La France est l’un des plus grands marchés d’investissement d’Europe continentale. Son économie et son système juridique stables, ajoutés à son histoire et à sa culture, rendent la France attractive pour les investisseurs immobiliers. Actuellement, la France propose des taux d’intérêt bas et un secteur locatif qui affiche une croissance continue, notamment dans les principales villes comme Paris, Lyon et Bordeaux. Bien que cela ait attiré des investisseurs institutionnels intéressés par le commerce de détail et le tourisme, les investisseurs immobiliers à la recherche d’opportunités d’investissement ou de résidences secondaires sont aussi en afflux.

Les aspects légaux

Il n’y a aucune restriction légale à la propriété étrangère de l’immobilier français. La loi française s’applique toujours sauf en matière successorale où s’applique la loi du pays du propriétaire non résident. Les documents juridiques qui transfèrent la propriété directe d’un bien français doivent être rédigés par un notaire et déposés au cadastre. Pour les ventes indirectes (actions), un conseiller juridique est indispensable. En cas de construction ou de rénovation, un permis de construire ou de démolition est nécessaire. En ce qui concerne les contrats de location, quelques démarches s’imposent :

  • En cas de location, les contrats doivent être rédigés par un professionnel du droit.
  • Il existe des restrictions sur les augmentations de loyer et certaines dispositions légales sont obligatoires et dépendent du type de location; par exemple, des baux commerciaux ou résidentiels.
  • En plus de payer le loyer, les locataires doivent payer des frais de service pour maintenir les locaux loués en bon état, ils doivent également assurer le bien et son contenu.

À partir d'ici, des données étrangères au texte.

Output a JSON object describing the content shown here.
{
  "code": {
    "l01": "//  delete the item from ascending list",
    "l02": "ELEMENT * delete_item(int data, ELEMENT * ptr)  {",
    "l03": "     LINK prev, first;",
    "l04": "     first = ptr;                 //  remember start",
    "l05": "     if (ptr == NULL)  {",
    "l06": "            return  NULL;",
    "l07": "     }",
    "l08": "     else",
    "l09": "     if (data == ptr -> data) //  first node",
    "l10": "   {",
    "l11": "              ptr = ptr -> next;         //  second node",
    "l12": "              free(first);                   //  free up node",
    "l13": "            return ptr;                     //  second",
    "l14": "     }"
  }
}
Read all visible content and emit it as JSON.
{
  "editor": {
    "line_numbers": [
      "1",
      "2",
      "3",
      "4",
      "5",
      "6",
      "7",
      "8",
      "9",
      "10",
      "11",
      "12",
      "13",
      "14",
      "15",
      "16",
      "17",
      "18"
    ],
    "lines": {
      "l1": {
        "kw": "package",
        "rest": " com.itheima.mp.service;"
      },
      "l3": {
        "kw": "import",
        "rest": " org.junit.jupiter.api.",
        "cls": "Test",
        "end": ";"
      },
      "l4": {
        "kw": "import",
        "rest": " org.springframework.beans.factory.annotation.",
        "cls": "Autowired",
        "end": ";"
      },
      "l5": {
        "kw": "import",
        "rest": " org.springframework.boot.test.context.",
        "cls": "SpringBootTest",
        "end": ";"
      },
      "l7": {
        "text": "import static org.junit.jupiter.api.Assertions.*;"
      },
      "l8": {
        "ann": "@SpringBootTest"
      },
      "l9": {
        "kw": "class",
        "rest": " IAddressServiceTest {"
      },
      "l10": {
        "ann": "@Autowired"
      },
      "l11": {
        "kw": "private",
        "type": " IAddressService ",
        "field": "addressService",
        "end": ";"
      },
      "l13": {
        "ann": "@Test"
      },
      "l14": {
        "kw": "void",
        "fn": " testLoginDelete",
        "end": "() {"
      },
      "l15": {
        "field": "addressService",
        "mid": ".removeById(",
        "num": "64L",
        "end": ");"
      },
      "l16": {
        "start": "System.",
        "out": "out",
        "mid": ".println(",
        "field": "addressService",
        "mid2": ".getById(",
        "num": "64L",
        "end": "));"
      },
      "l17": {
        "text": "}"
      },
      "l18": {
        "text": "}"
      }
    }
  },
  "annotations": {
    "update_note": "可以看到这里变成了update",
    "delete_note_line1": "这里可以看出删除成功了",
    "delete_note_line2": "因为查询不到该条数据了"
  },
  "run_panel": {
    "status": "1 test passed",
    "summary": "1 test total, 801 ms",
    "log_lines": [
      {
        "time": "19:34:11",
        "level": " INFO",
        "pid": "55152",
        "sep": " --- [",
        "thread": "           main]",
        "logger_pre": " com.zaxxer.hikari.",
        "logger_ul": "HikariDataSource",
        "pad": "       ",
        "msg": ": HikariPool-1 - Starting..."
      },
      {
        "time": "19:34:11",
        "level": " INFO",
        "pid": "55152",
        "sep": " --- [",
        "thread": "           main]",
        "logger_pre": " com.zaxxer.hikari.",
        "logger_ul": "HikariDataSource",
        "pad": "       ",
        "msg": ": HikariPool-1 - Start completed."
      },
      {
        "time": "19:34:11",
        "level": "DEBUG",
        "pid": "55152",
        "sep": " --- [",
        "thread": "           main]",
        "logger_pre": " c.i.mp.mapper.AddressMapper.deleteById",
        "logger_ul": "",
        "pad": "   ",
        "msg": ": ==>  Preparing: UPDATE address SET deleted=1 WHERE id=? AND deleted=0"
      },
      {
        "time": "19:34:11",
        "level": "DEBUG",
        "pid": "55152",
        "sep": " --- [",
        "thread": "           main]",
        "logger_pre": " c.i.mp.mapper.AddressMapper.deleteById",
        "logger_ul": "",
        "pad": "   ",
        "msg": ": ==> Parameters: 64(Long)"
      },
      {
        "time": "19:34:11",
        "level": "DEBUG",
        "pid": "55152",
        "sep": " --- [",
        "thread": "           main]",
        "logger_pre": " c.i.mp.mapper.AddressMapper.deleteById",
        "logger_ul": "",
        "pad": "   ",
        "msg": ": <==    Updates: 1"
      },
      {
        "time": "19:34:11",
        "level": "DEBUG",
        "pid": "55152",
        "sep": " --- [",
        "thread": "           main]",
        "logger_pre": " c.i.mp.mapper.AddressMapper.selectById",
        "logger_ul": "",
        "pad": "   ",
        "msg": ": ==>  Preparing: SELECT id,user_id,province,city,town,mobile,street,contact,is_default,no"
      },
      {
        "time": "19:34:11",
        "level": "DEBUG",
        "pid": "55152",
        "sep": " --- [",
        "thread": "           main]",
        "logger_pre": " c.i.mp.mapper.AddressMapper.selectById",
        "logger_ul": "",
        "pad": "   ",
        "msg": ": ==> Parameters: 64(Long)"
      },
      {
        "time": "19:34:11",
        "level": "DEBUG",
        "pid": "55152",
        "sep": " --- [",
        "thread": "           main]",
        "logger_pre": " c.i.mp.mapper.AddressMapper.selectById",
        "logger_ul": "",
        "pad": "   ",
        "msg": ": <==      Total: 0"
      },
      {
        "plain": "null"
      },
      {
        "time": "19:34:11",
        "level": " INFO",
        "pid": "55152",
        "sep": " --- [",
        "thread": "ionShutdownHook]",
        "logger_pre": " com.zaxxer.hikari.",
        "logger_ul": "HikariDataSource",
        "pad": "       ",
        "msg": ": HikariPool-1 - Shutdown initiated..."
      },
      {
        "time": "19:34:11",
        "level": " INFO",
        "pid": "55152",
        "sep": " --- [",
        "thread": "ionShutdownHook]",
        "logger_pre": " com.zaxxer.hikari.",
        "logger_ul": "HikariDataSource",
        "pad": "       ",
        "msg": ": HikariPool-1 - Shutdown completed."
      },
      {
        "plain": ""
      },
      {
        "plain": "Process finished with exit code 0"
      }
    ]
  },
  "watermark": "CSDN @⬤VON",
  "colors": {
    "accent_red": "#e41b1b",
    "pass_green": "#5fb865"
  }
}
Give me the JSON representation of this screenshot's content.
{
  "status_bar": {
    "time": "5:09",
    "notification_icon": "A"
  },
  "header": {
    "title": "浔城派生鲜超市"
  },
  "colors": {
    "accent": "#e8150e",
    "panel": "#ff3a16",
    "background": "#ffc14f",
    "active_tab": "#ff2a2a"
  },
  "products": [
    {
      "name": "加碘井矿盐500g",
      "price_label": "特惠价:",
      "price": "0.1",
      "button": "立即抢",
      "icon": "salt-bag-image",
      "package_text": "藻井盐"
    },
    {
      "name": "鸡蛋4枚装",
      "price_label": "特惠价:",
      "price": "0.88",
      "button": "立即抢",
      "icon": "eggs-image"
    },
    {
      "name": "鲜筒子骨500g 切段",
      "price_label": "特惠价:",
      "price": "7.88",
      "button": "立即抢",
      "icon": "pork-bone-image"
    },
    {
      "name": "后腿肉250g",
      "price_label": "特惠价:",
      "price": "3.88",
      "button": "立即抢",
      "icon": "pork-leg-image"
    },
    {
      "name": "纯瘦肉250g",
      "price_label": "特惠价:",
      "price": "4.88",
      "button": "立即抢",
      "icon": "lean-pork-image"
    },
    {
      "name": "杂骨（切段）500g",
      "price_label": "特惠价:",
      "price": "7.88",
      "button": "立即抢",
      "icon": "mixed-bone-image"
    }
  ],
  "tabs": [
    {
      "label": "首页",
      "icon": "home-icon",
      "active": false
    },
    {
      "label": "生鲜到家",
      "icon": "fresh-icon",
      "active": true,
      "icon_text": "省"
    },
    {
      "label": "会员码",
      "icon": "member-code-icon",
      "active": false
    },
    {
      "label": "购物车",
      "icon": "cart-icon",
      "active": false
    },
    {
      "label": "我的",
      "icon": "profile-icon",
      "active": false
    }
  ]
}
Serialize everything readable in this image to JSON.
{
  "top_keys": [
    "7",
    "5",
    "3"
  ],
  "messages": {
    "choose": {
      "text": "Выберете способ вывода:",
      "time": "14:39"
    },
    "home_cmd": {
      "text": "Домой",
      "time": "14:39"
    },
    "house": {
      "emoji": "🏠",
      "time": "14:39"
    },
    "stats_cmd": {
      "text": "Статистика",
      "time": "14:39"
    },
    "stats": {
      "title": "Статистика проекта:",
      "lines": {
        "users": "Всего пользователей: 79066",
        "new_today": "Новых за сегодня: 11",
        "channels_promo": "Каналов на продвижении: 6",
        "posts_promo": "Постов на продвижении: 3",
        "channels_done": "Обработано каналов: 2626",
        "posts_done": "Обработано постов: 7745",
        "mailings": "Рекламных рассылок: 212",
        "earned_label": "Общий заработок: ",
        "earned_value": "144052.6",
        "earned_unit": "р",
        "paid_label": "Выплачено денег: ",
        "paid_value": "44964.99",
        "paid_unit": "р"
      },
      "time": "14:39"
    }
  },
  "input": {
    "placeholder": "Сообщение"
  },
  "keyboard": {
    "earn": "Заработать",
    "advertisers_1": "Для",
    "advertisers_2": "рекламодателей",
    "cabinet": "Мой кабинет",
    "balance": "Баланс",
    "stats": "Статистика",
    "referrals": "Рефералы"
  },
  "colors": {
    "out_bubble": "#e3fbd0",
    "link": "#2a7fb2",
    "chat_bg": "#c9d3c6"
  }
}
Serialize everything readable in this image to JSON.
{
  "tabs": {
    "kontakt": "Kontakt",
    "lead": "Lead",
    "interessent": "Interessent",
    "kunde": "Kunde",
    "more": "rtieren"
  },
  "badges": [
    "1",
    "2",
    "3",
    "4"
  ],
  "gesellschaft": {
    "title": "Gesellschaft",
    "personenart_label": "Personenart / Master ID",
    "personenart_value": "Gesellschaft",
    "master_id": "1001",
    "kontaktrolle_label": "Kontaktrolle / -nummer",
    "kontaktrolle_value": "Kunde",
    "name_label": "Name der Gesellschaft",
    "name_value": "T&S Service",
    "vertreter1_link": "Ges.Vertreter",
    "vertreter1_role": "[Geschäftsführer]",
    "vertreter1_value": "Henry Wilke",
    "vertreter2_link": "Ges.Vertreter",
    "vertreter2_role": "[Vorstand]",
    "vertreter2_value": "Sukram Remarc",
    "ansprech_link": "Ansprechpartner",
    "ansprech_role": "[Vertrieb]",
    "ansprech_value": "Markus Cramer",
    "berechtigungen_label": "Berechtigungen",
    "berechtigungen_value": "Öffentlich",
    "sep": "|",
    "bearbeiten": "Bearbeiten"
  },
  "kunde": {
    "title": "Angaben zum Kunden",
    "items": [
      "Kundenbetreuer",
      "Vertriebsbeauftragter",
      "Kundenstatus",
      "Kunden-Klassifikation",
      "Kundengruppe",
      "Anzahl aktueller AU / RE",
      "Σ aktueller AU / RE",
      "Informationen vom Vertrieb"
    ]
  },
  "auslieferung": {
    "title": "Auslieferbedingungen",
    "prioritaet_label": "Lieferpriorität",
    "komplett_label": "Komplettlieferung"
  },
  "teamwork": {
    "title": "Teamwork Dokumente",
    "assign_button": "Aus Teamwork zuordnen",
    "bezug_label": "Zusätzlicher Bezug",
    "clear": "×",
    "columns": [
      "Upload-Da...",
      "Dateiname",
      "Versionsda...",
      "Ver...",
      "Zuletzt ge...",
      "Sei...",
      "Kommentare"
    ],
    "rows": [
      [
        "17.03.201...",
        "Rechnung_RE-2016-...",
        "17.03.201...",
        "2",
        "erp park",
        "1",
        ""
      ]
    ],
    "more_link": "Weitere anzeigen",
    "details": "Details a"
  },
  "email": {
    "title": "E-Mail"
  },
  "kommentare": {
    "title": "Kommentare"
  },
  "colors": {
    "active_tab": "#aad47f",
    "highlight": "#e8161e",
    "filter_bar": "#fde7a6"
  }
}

Dans le cas d’investisseurs étrangers, un bien peut être acquis soit directement par des particuliers non résidents, soit via une société créée spécifiquement à cet effet. La société sera une entité non commerciale (SCI) de droit français. Cependant, pour les revenus locatifs, les actionnaires peuvent choisir entre payer l’impôt sur le revenu des particuliers ou passer à l’impôt sur les sociétés.

Considérations fiscales

Les propriétaires fonciers paient des taxes sur l’acquisition, la location et la vente d’une propriété. À propos des taxes à l’acquisition, les ventes immobilières sont soumises à la TVA à 20% et/ou à une taxe de mutation de 5,8% selon l’âge et le type de bien. La TVA sur l’acquisition peut être déduite des revenus locatifs dans certains cas. En ce qui est des impôts sur les revenus locatifs, pour les particuliers non résidents, il existe un taux de base de 30% d’impôt sur les revenus locatifs nets. Un supplément de 7,5% de charges sociales est également dû, soit 17,2% si le contribuable n’est pas résident de l’Union européenne ou de l’Espace économique européen.

Bien que les revenus locatifs des biens non meublés soient exonérés de TVA, les propriétaires peuvent choisir de payer la TVA sur les revenus locatifs. Cela peut être une option utile où le propriétaire peut déduire les frais de TVA attachés à la propriété tels que ceux résultant de la construction ou de la rénovation.

Aspects financiers

Les investissements immobiliers sont généralement financés par une combinaison de fonds propres et de financement bancaire. Une banque exigera généralement un minimum un dépôt personnel de 20% et garantie sur la propriété pour toute hypothèque qu’elle avance. Un notaire procédera à des contrôles de blanchiment d’argent pour vérifier l’origine.